Journalists demand justice for Griselda Blanco

“We don’t want Griselda’s voice to be silenced”

“It’s risky, isn’t it? To report the truth in these times,” journalist Griselda Blanco told her lawyer in a voice note.

Just days after that, on Saturday, she was found dead in her home in Curuzú Cutiá, Corrientes.

The voice note was played today in a conference journalists gave at the Argentine Federation of Press Workers (FATPREN, its Spanish acronym) branch in Buenos Aires demanding justice for Blanco. Her family and colleagues believe she may have been murdered for her reporting, as Blanco published independent local stories on social media and had been receiving threats for her work.

Her death is being investigated as a homicide by prosecutor María José Barrero Sahagún. Blanco’s partner, Armando Jara, who is also a journalist, was indicted for aggravated homicide.

Today, her partner’s defense attorney, Francisco Adaime, announced he will file for the indictment to be annulled because “there is insufficient evidence.” 

“[The prosecutor] should not discard other indicators, like her work and the fact that she denounced every day that she was a victim of violence, of hate messages, intimidation, and pressures,” journalist Silvia Martínez Cassina said today in the conference.

Martínez Cassina also said that Blanco spoke about corruption cases in the local police, as she reported that one of its high-ranking officials had been accused of sexual abuse. She was even served a cease and desist letter regarding the matter.

“Apparently, the guy got angry,”  Blanco said in the voice note that was played today. “I am not afraid, but I’m being threatened, and I always report the truth.”

Claudia Acuña, a member of the Periodistas Argentinas collective, an association for women journalists, said at the conference that it was the Corrientes Journalist’s Association (APC) who insisted that the Federal Police (PFA)’s homicide division investigate the case instead of the local police.

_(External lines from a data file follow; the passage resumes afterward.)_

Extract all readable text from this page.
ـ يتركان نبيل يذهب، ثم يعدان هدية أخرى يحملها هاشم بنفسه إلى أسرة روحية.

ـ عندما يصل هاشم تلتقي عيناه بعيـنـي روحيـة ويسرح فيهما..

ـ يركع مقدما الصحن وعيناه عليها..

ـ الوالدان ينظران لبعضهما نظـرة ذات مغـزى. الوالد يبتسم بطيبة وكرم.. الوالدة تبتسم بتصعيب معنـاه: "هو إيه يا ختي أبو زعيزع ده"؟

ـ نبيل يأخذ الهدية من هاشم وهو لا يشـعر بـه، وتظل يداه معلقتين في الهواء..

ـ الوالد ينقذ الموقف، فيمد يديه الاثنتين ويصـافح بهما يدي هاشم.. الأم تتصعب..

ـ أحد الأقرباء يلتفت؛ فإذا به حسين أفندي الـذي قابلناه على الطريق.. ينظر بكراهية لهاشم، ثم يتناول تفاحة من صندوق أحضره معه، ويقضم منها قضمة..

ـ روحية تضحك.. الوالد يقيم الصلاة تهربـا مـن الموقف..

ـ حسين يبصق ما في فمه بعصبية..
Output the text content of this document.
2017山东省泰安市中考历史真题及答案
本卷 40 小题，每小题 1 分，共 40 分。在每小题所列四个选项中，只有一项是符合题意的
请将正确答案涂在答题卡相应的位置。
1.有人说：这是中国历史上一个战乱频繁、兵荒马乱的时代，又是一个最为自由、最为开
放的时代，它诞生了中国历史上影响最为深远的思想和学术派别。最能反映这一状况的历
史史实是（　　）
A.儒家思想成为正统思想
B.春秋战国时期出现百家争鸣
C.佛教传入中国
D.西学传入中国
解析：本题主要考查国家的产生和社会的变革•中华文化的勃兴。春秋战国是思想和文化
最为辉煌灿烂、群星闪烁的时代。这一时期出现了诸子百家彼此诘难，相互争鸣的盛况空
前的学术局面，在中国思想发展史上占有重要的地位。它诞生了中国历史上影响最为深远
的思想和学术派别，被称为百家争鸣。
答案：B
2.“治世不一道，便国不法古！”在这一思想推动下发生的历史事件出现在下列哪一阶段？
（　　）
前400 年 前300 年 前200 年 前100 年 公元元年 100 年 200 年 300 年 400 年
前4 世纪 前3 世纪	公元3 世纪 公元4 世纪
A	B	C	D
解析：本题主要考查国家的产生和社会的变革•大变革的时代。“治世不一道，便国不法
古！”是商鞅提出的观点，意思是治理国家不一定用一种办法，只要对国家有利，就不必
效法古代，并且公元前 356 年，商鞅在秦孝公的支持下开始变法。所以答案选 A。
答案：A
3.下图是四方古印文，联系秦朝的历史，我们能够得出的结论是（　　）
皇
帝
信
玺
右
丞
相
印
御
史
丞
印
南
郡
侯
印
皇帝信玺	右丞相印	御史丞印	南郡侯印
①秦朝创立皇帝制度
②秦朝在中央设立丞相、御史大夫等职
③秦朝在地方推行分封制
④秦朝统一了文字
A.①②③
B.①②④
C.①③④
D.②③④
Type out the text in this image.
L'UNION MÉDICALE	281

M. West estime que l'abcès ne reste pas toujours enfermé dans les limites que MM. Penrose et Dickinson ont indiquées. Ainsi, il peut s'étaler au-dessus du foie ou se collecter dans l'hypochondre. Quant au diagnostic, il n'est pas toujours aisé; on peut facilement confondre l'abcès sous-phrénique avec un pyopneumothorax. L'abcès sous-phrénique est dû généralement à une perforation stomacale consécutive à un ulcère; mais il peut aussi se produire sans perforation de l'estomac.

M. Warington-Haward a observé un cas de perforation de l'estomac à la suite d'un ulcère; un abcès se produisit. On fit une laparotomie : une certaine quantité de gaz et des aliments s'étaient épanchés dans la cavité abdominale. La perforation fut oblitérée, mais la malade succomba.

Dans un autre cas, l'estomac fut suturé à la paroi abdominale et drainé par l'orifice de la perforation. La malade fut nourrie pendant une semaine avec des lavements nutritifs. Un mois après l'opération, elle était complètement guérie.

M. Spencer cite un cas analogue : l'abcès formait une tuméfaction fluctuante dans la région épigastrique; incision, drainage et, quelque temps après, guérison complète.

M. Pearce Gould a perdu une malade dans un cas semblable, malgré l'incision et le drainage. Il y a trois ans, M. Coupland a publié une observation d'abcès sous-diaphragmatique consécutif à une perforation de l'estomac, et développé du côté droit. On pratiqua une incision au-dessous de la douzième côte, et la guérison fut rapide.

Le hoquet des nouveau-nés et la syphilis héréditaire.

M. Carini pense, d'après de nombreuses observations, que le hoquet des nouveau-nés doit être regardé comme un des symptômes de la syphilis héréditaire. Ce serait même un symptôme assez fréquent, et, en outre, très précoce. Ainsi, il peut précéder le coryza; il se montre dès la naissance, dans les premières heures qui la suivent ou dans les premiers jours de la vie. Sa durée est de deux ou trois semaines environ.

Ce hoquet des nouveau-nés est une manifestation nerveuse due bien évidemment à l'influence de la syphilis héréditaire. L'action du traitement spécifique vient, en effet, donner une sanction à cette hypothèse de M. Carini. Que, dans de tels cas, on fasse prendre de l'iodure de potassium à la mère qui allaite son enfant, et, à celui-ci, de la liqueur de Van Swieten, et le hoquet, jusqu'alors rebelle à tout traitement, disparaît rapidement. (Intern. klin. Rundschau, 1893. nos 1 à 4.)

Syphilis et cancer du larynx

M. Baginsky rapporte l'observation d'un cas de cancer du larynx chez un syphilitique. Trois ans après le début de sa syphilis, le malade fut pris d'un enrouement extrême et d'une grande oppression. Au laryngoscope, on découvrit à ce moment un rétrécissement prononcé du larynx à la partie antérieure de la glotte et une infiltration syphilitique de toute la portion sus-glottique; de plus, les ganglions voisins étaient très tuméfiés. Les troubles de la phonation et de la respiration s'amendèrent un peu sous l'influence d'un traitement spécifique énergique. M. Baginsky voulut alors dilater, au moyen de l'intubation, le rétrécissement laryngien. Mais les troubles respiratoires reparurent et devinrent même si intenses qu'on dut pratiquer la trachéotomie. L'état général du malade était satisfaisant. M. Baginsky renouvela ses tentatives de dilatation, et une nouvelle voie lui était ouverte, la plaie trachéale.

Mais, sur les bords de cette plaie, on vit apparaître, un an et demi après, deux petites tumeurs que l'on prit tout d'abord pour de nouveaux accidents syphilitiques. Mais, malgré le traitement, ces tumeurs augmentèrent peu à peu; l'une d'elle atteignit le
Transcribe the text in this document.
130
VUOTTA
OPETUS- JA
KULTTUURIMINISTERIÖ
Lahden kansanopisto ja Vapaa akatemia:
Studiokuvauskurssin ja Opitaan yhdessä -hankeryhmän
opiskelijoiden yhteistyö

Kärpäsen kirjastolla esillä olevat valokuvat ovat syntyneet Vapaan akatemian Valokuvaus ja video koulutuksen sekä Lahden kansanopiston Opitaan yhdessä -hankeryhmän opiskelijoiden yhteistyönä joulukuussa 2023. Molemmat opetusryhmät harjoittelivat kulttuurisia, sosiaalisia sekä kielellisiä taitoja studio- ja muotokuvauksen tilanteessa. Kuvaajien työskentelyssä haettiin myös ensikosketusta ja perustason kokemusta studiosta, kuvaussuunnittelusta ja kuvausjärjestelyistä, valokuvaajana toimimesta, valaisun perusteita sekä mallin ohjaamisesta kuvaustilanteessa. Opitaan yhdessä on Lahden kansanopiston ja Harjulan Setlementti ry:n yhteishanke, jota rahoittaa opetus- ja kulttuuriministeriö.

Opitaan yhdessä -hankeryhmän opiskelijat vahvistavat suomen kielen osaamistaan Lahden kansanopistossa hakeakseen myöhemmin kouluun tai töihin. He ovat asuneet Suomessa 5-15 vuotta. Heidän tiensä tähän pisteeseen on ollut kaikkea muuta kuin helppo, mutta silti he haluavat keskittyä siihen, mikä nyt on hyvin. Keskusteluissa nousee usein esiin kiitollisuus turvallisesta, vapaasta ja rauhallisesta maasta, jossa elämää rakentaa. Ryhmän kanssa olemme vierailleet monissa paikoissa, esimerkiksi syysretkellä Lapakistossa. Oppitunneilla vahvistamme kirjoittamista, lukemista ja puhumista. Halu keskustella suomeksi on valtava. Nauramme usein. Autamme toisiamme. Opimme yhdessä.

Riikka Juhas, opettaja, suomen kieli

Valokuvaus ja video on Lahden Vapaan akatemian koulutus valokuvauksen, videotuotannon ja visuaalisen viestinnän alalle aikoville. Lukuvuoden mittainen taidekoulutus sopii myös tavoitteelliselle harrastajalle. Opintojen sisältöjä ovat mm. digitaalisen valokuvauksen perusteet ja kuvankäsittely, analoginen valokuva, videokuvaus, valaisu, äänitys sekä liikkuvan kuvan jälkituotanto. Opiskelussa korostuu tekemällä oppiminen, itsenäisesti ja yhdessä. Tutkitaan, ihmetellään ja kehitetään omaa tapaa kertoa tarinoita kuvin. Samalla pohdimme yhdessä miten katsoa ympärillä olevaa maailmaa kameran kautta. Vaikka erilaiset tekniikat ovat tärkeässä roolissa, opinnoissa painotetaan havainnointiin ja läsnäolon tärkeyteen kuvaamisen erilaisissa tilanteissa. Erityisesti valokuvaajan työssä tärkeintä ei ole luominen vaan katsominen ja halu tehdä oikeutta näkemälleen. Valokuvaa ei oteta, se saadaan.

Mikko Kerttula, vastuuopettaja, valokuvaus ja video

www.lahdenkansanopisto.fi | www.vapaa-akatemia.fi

“This crime started on the wrong foot. They kill us, and the prosecutor said we kill ourselves,” Acuña said, referring to initial theories that Blanco died by suicide.“We saw the pictures of her body, and the violence she endured was evident. There were no doubts [it was a murder].”

Acuña also said that the “atrocious case found us organized,” explaining that the union is demanding that the Human Rights Secretariat be a plaintiff in the case.

“This is a matter of freedom of expression,” Acuña said. “We don’t want Griselda’s voice to be silenced.”